Earlier this year, several Americans in jail on currency-violation charges accused Dzu of promising to spring them if they paid him $10,000 to bribe their judges. The investigation was dropped to allow Dzu to run for the presidency. The most energetic and eloquent of the eleven candidates, he daily unleashed a barrage of invective at Thieu and Ky, all the while claiming plots and sabotage meant to damage him. Consistency was no hobgoblin; he first said that he had met with Tri Quang to join forces, then denied it. He said Viet Cong sympathizers had been encouraged by the N.L.F. to vote for him, then he denied that. Everywhere he "demanded" an end to the war, pushing peace like a patent medicine. In fact, his peace proposals differed little from those of the other candidates. Dzu merely shouted his louder and more often.

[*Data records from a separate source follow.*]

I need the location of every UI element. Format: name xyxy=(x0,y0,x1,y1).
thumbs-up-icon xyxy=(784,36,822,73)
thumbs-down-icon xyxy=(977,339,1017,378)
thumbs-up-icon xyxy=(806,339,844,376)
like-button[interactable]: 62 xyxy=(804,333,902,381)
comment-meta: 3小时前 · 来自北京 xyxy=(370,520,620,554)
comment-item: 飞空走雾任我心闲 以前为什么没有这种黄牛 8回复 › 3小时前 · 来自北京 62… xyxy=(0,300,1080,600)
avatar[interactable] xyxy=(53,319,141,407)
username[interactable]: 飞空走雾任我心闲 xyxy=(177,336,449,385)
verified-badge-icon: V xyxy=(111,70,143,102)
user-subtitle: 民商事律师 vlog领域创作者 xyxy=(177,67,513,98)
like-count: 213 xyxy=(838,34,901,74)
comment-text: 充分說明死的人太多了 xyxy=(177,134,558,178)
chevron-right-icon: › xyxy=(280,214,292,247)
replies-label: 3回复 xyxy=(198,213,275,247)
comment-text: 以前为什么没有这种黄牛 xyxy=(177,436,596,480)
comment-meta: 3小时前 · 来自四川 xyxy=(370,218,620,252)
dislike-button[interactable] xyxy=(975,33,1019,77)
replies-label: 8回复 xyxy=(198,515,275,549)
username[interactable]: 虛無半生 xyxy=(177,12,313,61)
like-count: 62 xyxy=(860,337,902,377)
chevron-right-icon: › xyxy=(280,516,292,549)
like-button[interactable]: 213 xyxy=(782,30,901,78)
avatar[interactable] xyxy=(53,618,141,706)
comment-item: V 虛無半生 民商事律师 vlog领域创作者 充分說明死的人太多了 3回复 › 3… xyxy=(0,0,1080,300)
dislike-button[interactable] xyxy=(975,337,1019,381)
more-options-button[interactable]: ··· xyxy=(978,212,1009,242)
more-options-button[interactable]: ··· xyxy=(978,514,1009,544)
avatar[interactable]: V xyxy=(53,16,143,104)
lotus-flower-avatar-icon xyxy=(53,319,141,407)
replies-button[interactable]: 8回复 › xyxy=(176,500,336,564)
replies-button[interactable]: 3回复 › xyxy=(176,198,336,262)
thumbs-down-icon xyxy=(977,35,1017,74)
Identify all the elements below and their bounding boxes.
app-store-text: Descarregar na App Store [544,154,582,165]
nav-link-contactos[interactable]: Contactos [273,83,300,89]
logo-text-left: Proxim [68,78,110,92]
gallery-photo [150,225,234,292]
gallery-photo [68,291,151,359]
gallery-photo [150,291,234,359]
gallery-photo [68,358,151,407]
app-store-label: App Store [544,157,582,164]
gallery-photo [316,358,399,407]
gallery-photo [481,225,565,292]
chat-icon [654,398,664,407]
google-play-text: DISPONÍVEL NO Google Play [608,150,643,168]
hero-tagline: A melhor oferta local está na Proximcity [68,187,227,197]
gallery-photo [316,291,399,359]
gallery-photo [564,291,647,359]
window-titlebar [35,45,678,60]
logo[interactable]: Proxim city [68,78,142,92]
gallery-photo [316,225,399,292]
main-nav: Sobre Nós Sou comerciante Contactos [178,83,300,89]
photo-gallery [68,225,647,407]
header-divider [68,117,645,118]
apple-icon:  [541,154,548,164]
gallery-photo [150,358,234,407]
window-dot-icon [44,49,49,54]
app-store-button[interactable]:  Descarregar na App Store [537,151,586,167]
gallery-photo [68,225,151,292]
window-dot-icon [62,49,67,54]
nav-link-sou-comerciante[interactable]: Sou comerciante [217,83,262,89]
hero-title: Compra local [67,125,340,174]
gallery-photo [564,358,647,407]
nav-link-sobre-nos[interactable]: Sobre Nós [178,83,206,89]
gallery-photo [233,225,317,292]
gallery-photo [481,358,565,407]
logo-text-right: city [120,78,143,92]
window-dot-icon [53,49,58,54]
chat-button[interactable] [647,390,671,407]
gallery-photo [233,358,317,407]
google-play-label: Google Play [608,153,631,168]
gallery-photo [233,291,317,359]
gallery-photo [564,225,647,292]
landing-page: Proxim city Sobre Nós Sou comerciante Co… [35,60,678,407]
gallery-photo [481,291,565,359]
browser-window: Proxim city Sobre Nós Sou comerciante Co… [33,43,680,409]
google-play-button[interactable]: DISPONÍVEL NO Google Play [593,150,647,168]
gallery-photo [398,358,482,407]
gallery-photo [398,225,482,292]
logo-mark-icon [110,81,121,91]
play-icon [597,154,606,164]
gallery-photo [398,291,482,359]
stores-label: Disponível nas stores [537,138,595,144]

Not Ministrable. Dzu's very energy made Suu and Huong seem old and tired in comparison. His catcalling at the vested authorities, Ky and Thieu, undoubtedly struck a gleeful chord in a country where, as Henry Cabot Lodge observed in Newsday, "a Vietnamese proverb says that five evils afflict mankind: fire, flood, famine, armed robbery and central government."
Dzu's showing dramatized the essential honesty of the election, but it has not made Thieu's task of transition from military to constitutional rule any easier. Thieu's first job as President is to pick a Premier who, under the constitution, presides over the daily running of the government. Then Thieu must select a Cabinet. The Premier is likely to be his campaign manager, Saigon Lawyer Nguyen Van Loc, or perhaps Suu's running mate, Dr. Phan Quang Dan. In the effort to broaden the base of the government, a goodly number of the Cabinet posts are slated for civilians; Thieu and the U.S. had hoped Huong and Suu would be among those chosen. Even if they do come into the Cabinet now, their prestige is badly tarnished. And Dzu himself, as the French saying goes, is not ministrable. Thieu would not have him, and Dzu would probably not accept, even if asked.